Third-party providers like OpenAI have made adoption a lot easier and the natural language interface that demonstrates the promise to hundreds of millions of users has really sparked the imagination and interest of the C-suite. Such providers are also offering multiple options for enterprises to tune models so that they generate outputs that are better aligned with their custom use-cases. Hosting is completely abstracted, and you can go from experimentation to a fully functional, deployed model in a matter of days.

Open-source providers, on the other hand, provide the full source code and weights of pre-trained foundational models that enterprises can leverage.
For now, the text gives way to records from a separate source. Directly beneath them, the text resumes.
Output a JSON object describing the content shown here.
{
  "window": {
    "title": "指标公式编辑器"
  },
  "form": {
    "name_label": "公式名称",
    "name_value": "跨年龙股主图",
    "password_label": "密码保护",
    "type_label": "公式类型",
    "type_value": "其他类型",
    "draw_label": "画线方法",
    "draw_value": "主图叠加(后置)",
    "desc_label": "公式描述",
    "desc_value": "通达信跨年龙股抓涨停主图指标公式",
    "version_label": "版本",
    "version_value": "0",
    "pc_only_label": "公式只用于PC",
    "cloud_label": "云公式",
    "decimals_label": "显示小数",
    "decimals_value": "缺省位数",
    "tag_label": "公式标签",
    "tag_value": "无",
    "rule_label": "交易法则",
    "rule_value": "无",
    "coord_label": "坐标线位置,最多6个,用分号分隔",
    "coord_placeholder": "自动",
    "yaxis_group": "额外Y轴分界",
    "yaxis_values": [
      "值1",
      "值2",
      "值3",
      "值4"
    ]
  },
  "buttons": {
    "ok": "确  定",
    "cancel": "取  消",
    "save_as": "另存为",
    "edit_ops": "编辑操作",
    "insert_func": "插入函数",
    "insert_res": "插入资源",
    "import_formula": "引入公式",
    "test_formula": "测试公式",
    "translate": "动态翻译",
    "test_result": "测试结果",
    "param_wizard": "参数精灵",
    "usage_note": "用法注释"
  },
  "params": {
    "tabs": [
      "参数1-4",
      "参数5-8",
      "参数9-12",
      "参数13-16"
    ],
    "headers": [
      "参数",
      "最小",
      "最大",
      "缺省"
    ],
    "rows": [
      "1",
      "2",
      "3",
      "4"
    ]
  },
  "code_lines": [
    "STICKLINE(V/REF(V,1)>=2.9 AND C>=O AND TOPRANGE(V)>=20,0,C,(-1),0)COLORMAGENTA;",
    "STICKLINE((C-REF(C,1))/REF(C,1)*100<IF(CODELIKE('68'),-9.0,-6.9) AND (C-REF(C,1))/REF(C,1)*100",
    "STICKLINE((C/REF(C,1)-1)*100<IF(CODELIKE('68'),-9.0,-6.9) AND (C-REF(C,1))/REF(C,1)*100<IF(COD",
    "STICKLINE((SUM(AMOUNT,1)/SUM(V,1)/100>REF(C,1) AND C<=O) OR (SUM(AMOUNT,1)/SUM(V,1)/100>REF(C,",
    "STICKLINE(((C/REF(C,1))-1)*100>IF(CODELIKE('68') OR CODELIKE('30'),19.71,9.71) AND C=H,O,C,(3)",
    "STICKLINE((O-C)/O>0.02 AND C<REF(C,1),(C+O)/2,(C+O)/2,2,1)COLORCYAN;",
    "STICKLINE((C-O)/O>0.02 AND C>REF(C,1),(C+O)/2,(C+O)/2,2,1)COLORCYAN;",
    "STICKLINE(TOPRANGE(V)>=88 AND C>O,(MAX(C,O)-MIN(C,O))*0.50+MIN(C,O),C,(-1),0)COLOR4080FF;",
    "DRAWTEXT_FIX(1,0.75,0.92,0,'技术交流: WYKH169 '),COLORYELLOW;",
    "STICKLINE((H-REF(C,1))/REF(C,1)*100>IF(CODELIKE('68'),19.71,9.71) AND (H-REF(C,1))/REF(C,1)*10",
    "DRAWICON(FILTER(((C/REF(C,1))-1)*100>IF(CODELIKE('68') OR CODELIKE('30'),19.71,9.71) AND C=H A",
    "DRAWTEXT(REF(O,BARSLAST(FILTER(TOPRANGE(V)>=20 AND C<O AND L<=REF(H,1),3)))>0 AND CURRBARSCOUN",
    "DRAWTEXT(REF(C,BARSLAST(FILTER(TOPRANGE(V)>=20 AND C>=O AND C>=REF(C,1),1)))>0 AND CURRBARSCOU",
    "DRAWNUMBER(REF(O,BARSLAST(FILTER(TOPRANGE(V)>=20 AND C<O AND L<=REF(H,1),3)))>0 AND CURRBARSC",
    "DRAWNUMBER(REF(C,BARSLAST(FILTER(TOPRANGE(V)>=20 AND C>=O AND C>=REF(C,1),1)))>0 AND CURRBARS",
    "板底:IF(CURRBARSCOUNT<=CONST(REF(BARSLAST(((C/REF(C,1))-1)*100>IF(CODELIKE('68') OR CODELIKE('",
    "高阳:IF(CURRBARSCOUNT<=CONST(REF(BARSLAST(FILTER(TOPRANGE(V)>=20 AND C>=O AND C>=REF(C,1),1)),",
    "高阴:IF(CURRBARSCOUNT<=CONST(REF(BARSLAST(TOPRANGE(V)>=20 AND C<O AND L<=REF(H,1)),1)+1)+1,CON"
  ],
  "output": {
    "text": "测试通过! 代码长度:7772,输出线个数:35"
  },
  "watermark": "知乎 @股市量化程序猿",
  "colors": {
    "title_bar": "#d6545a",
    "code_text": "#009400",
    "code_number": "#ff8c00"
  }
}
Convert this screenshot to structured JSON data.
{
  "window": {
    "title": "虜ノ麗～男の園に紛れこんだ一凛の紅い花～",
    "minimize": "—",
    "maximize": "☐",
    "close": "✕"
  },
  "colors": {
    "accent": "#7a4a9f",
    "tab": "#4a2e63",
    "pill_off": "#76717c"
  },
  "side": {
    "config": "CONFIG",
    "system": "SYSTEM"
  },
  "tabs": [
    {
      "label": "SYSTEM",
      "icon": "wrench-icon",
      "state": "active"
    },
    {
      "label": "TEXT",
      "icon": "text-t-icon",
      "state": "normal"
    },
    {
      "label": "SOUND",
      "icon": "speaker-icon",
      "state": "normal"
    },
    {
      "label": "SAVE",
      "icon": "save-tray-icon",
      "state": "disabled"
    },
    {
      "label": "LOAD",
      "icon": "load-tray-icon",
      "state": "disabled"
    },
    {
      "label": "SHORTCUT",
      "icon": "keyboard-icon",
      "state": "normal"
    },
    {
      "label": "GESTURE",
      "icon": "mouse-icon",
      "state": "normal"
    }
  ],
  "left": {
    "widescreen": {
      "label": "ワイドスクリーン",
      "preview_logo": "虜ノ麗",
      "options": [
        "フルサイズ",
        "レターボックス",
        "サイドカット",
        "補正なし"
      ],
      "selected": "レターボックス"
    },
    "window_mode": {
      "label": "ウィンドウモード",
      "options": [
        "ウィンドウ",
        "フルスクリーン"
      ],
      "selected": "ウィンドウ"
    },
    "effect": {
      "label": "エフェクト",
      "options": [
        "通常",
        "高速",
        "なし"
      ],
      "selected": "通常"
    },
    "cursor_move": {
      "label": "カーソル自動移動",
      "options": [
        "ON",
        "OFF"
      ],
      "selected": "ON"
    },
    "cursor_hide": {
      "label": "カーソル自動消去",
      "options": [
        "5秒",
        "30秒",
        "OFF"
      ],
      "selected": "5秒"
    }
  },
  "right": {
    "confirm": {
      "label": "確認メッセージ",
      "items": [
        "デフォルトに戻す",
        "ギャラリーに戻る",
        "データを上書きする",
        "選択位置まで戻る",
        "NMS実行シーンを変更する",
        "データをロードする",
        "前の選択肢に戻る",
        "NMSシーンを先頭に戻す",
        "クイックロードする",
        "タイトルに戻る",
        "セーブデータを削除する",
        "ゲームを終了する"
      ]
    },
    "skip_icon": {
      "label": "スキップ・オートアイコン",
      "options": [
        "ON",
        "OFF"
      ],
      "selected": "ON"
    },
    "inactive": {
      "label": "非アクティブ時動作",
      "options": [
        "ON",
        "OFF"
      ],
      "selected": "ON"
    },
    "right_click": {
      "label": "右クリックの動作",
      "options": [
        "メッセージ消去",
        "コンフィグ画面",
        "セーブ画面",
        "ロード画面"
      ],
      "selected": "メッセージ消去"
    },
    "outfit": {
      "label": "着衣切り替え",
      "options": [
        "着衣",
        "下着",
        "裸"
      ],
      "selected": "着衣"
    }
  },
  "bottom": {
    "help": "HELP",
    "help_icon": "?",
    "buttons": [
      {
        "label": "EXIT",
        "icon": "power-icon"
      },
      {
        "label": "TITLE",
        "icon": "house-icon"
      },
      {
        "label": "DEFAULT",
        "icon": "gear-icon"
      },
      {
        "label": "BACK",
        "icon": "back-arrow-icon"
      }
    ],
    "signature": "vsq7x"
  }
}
With open-source providers, you have complete access to the model, including flexibility to extract embeddings, fine-tune weights or even train your own LLM from scratch.

Moreover, since you are hosting your models, some of the concerns with privacy and security are more in your control, and there is more opportunity to optimize costs of running these models. If you notice performance drifting over time, you can revamp models at your discretion without any external vendor dependencies.

We will see continued advancements in this space and things are changing on a daily basis. However, just like in the early days of the web, if you wait too long to adopt a LLM, you’ll be left behind.